It’s all one song oder: 4 3 2 1 – Paul Austers Opus magnum
In jedem dicken Buch, hat der Kulturhistoriker Robert Darnton einmal gesagt, steckt ein dünnes, das schreit: ‘Ich will hier raus!’. Wenn dem nun wirklich so wäre, warum braucht es denn dann noch dicke Bücher? Darntons Sentenz mag sicher für eine Vielzahl an unnötig aufgeblähten Romanen gelten, doch für Paul Austers opus magnum ‘4 3 2 1’ trifft dies nicht zu. Eher noch Neil Youngs Ausspruch auf seinen Konzerten: ‘It’s all one Song’. Vertrautheit in der Basis – und darauf komponierte motivische Variationen, so ließe sich ‘4 3 2 1’ womöglich am ehesten beschreiben.
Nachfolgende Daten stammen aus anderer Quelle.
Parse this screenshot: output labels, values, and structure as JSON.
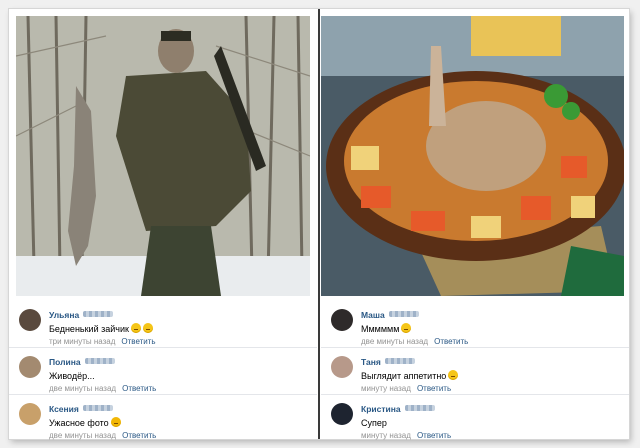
{
  "left": {
    "comments": [
      {
        "name": "Ульяна",
        "text": "Бедненький зайчик",
        "emoji": [
          "tearful-face",
          "tearful-face"
        ],
        "time": "три минуты назад",
        "reply": "Ответить"
      },
      {
        "name": "Полина",
        "text": "Живодёр...",
        "emoji": [],
        "time": "две минуты назад",
        "reply": "Ответить"
      },
      {
        "name": "Ксения",
        "text": "Ужасное фото",
        "emoji": [
          "sad-face"
        ],
        "time": "две минуты назад",
        "reply": "Ответить"
      }
    ]
  },
  "right": {
    "comments": [
      {
        "name": "Маша",
        "text": "Мммммм",
        "emoji": [
          "smiling-face"
        ],
        "time": "две минуты назад",
        "reply": "Ответить"
      },
      {
        "name": "Таня",
        "text": "Выглядит аппетитно",
        "emoji": [
          "yum-face"
        ],
        "time": "минуту назад",
        "reply": "Ответить"
      },
      {
        "name": "Кристина",
        "text": "Супер",
        "emoji": [],
        "time": "минуту назад",
        "reply": "Ответить"
      }
    ]
  }
}
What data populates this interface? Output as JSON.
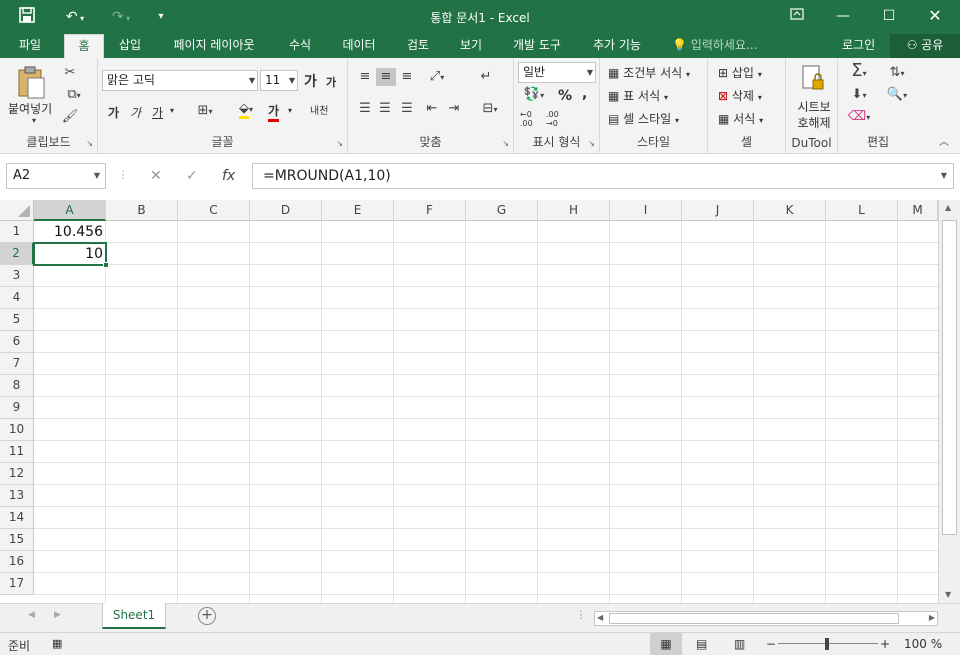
{
  "window": {
    "title": "통합 문서1 - Excel"
  },
  "quick_access": {
    "save_icon": "save-icon",
    "undo_icon": "undo-icon",
    "redo_icon": "redo-icon",
    "customize_icon": "customize-qat-icon"
  },
  "tabs": [
    "파일",
    "홈",
    "삽입",
    "페이지 레이아웃",
    "수식",
    "데이터",
    "검토",
    "보기",
    "개발 도구",
    "추가 기능"
  ],
  "active_tab": "홈",
  "tell_me": "입력하세요...",
  "account": {
    "login": "로그인",
    "share": "공유"
  },
  "ribbon": {
    "clipboard": {
      "label": "클립보드",
      "paste": "붙여넣기"
    },
    "font": {
      "label": "글꼴",
      "name": "맑은 고딕",
      "size": "11",
      "grow": "가",
      "shrink": "가",
      "bold": "가",
      "italic": "가",
      "underline": "가",
      "color_glyph": "가",
      "phonetic": "내천"
    },
    "alignment": {
      "label": "맞춤"
    },
    "number": {
      "label": "표시 형식",
      "format": "일반",
      "percent": "%",
      "comma": ",",
      "inc_decimal": "←0 .00",
      "dec_decimal": ".00 →0"
    },
    "styles": {
      "label": "스타일",
      "conditional": "조건부 서식",
      "table": "표 서식",
      "cell": "셀 스타일"
    },
    "cells": {
      "label": "셀",
      "insert": "삽입",
      "delete": "삭제",
      "format": "서식"
    },
    "dutool": {
      "label": "DuTool",
      "protect_line1": "시트보",
      "protect_line2": "호해제"
    },
    "editing": {
      "label": "편집"
    }
  },
  "formula_bar": {
    "name_box": "A2",
    "cancel": "✕",
    "enter": "✓",
    "fx": "fx",
    "formula": "=MROUND(A1,10)"
  },
  "columns": [
    "A",
    "B",
    "C",
    "D",
    "E",
    "F",
    "G",
    "H",
    "I",
    "J",
    "K",
    "L",
    "M"
  ],
  "rows": [
    "1",
    "2",
    "3",
    "4",
    "5",
    "6",
    "7",
    "8",
    "9",
    "10",
    "11",
    "12",
    "13",
    "14",
    "15",
    "16",
    "17"
  ],
  "cells": {
    "A1": "10.456",
    "A2": "10"
  },
  "selected_cell": "A2",
  "sheets": [
    "Sheet1"
  ],
  "status": {
    "ready": "준비",
    "zoom_minus": "−",
    "zoom_plus": "+",
    "zoom": "100 %"
  },
  "colors": {
    "accent": "#217346"
  }
}
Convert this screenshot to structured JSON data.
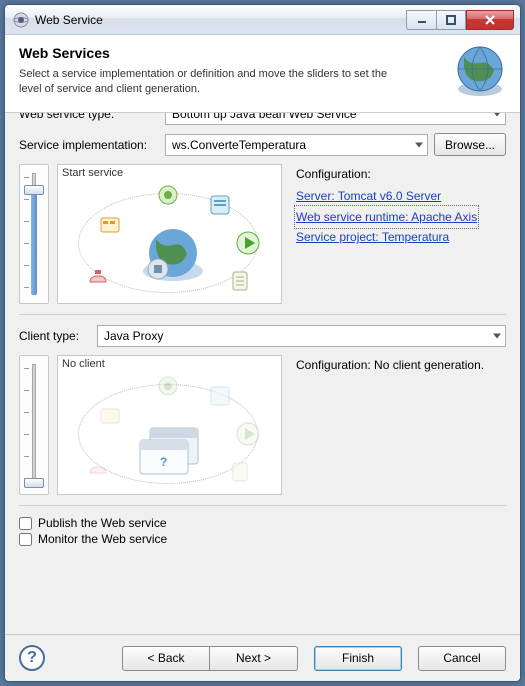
{
  "window": {
    "title": "Web Service"
  },
  "header": {
    "title": "Web Services",
    "subtitle": "Select a service implementation or definition and move the sliders to set the level of service and client generation."
  },
  "form": {
    "ws_type_label": "Web service type:",
    "ws_type_value": "Bottom up Java bean Web Service",
    "impl_label": "Service implementation:",
    "impl_value": "ws.ConverteTemperatura",
    "browse_label": "Browse...",
    "client_type_label": "Client type:",
    "client_type_value": "Java Proxy"
  },
  "service_section": {
    "preview_caption": "Start service",
    "config_header": "Configuration:",
    "links": {
      "server": "Server: Tomcat v6.0 Server",
      "runtime": "Web service runtime: Apache Axis",
      "project": "Service project: Temperatura"
    }
  },
  "client_section": {
    "preview_caption": "No client",
    "config_text": "Configuration: No client generation."
  },
  "checks": {
    "publish": "Publish the Web service",
    "monitor": "Monitor the Web service"
  },
  "footer": {
    "back": "< Back",
    "next": "Next >",
    "finish": "Finish",
    "cancel": "Cancel"
  }
}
Paul Austers Lebensthema ist die Kontingenz. In all seinen Romanen und Erzählungen lässt er seine Protagonisten mit kontingenten Ereignissen, Begegnungen und Handlungen kollidieren und tastet sich gemeinsam mit dem Leser an mögliche oder auch unmögliche Reaktionen auf die Zufälle des Lebens heran. Es liegt in der Natur des Themas, dass Bücher, die auf dem Zufall beruhen, die Tendenz dazu haben, redundant, aussagelos und unstrukturiert zu sein. Natürlich sind auch solche Romane der Feder Paul Austers entsprungen.
Doch ‘4 3 2 1’ bündelt trotz seiner weit über 1000 Seiten die Stärken des Autors wie kaum ein anderes Buch von ihm. Der Zufall spielt auch hier die vielleicht größte Rolle. Austers Blick auf seinen Protagonisten, sein Gespür, mit nur wenigen Strichen eine Jahrhunderte umspannende Familiengeschichte zu entfalten und sein Mut, in diesem Roman gleich vier verschiedene mögliche Lebensläufe ein und desselben Protagonisten aufzufahren, ist milde gesagt bemerkenswert – und von der ersten bis zur letzten Seite hochgradig unterhaltsam.
Der schier allmächtigen, weil kaum zu fassenden Kontingenz stellt Auster Archibald Ferguson gegenüber. Wir erfahren, mit welchen Hoffnungen und Ambitionen seine Großeltern in die USA eingewandert sind – und was davon bis zu dem Zeitpunkt als Archibald geboren wurde verwirklicht wurde. Es sind Archibalds Wurzeln, ganz in Nietzsches Sinne. Überhaupt scheint die Gedankenwelt Nietzsches eine immer größer werdende Rolle im Werk Austers zu spielen. Auch hier finden sich immer wieder intertextuelle Bezüge vor allem zu Nietzsches Schrift ‘Die Geburt der Tragödie aus dem Geiste der Musik’.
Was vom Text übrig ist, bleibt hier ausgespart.